Unbelievable. Who would have thought in less than four months we would be in the same press conference room again?
This time however, it was not for the disappearance of flight MH370 but of another Malaysia Airlines aircraft, flight MH17, which was shot down in Eastern Ukraine on Thursday.
I looked around. Everything looked familiar. The room, the seat I would normally sit during MH370 press conferences and the regular old faces. The reporters at this press conference were the same ones who covered MH370, a saga that began on March 8.
The Prime Minister getting ready for the emergency press conference at Sama-Sama Hotel in KLIA early Tuesday morning. - Pic by Tan Su Lin
As the moderator of the press conference, Jagjit Singh from the Information Department went on stage to brief reporters, I looked at the reporter seated next to me and shot her a look.
“This feels like déjà vu,” I said to her and she nodded in agreement. In a way, it was a reunion of sorts. I was glad to see old friends once again in the same room but at the same time saddened by the fact that we were brought together to cover a very sad news.
“I was shocked when I first heard about the news and I didn’t want to believe it. Who would have imagined in less than four months, another incident happened to another MAS flight?” said a fellow reporter.
“The mystery of MH370 is not even solved yet and then now MH17?” another reporter echoed.
If MH370 felt like weeks and months of press conferences on finding out what happened to the plane but for MH17, the circumstances are altogether different.
The plane was shot down and it crashed leaving no survivors.
In the press conference room, reporters were eager for confirmation on the incident.
Reading out a statement, the Prime Minister told reporters that Ukrainian authorities believed the Boeing 777 aircraft, on its way to Kuala Lumpur from Amsterdam, was shot down by a missile.
He said Malaysia, at that point of time, could not verify what caused the plane to crash but confirmed that it had not made any distress call.
It was also established that the flight route which MH17 took over the “conflict-zone” was declared safe by the International Civil Aviation Organization (ICAO).
A few hours later at another press conference, Transport Minister Datuk Seri Liow Tiong Lai fielded a barrage of questions from local and foreign reporters as to why the Malaysia Airlines flight passed over a warzone.

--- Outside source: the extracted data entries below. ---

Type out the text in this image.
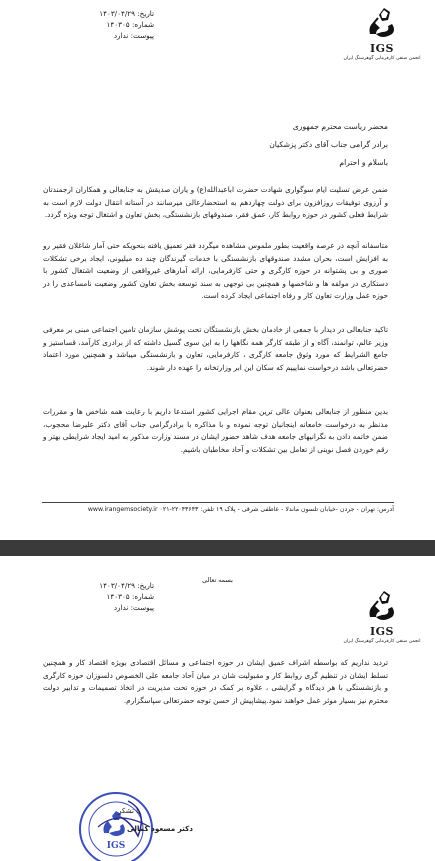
تاریخ: ۱۴۰۳/۰۴/۲۹
شماره: ۱۴۰۳۰۵
پیوست: ندارد
IGS
انجمن صنفی کارفرمایی گوهرسنگ ایران
محضر ریاست محترم جمهوری
برادر گرامی جناب آقای دکتر پزشکیان
باسلام و احترام
ضمن عرض تسلیت ایام سوگواری شهادت حضرت اباعبدالله(ع) و یاران صدیقش به جنابعالی و همکاران ارجمندتان و آرزوی توفیقات روزافزون برای دولت چهاردهم به استحضارعالی میرسانند در آستانه انتقال دولت لازم است به شرایط فعلی کشور در حوزه روابط کار، عمق فقر، صندوقهای بازنشستگی، بخش تعاون و اشتغال توجه ویژه گردد.
متاسفانه آنچه در عرصه واقعیت بطور ملموس مشاهده میگردد فقر تعمیق یافته بنحویکه حتی آمار شاغلان فقیر رو به افزایش است، بحران مشدد صندوقهای بازنشستگی با خدمات گیرندگان چند ده میلیونی، ایجاد برخی تشکلات صوری و بی پشتوانه در حوزه کارگری و حتی کارفرمایی، ارائه آمارهای غیرواقعی از وضعیت اشتغال کشور با دستکاری در مولفه ها و شاخصها و همچنین بی توجهی به سند توسعه بخش تعاون کشور وضعیت نامساعدی را در حوزه عمل وزارت تعاون کار و رفاه اجتماعی ایجاد کرده است.
تاکید جنابعالی در دیدار با جمعی از خادمان بخش بازنشستگان تحت پوشش سازمان تامین اجتماعی مبنی بر معرفی وزیر عالم، توانمند، آگاه و از طبقه کارگر همه نگاهها را به این سوی گسیل داشته که از برادری کارآمد، قساستیز و جامع الشرایط که مورد وثوق جامعه کارگری ، کارفرمایی، تعاون و بازنشستگی میباشد و همچنین مورد اعتماد حضرتعالی باشد درخواست نمایییم که سکان این ابر وزارتخانه را عهده دار شوند.
بدین منظور از جنابعالی بعنوان عالی ترین مقام اجرایی کشور استدعا داریم با رعایت همه شاخص ها و مقررات مدنظر به درخواست خامعانه اینجانبان توجه نموده و با مذاکره با برادرگرامی جناب آقای دکتر علیرضا محجوب، ضمن خاتمه دادن به نگرانیهای جامعه هدف شاهد حضور ایشان در مسند وزارت مذکور به امید ایجاد شرایطی بهتر و رقم خوردن فصل نوینی از تعامل بین تشکلات و آحاد مخاطبان باشیم.
آدرس: تهران - جردن -خیابان تلسون ماندلا - عاطفی شرقی - پلاک ۱۹ تلفن: ۲۲۰۴۳۶۴۳-۰۲۱ www.irangemsociety.ir
بسمه تعالی
تاریخ: ۱۴۰۳/۰۴/۲۹
شماره: ۱۴۰۳۰۵
پیوست: ندارد
IGS
انجمن صنفی کارفرمایی گوهرسنگ ایران
تردید نداریم که بواسطه اشراف عمیق ایشان در حوزه اجتماعی و مسائل اقتصادی بویژه اقتصاد کار و همچنین تسلط ایشان در تنظیم گری روابط کار و مقبولیت شان در میان آحاد جامعه علی الخصوص دلسوزان حوزه کارگری و بازنشستگی با هر دیدگاه و گرایشی ، علاوه بر کمک در حوزه تحت مدیریت در اتخاذ تصمیمات و تدابیر دولت محترم نیز بسیار موثر عمل خواهند نمود.پیشاپیش از حسن توجه حضرتعالی سپاسگزارم.
IGS
با تشکر
دکتر مسعود کمالی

He had to reiterate about a dozen times that MH17 was following "the right route on the right path."
On the second day of press conference, few questions still revolved around the flight path.
“People want to hear what they want to hear," I told my colleague when asked about why reporters kept harping on the same line of questioning.
Perhaps they want to put the blame on the airline or someone for sending the aircraft on a flight path that eventually exposed it to danger and caused the death of 289 passengers and crewsof the fateful MH17.
But one should not stop to question the 5W and 1H - Who shot the plane? What brought the plane down? When will the bodies be brought back? Where exactly is the black box? Why did it happen and how do we move on from here?
Some questions may never be answered. Deja vu indeed!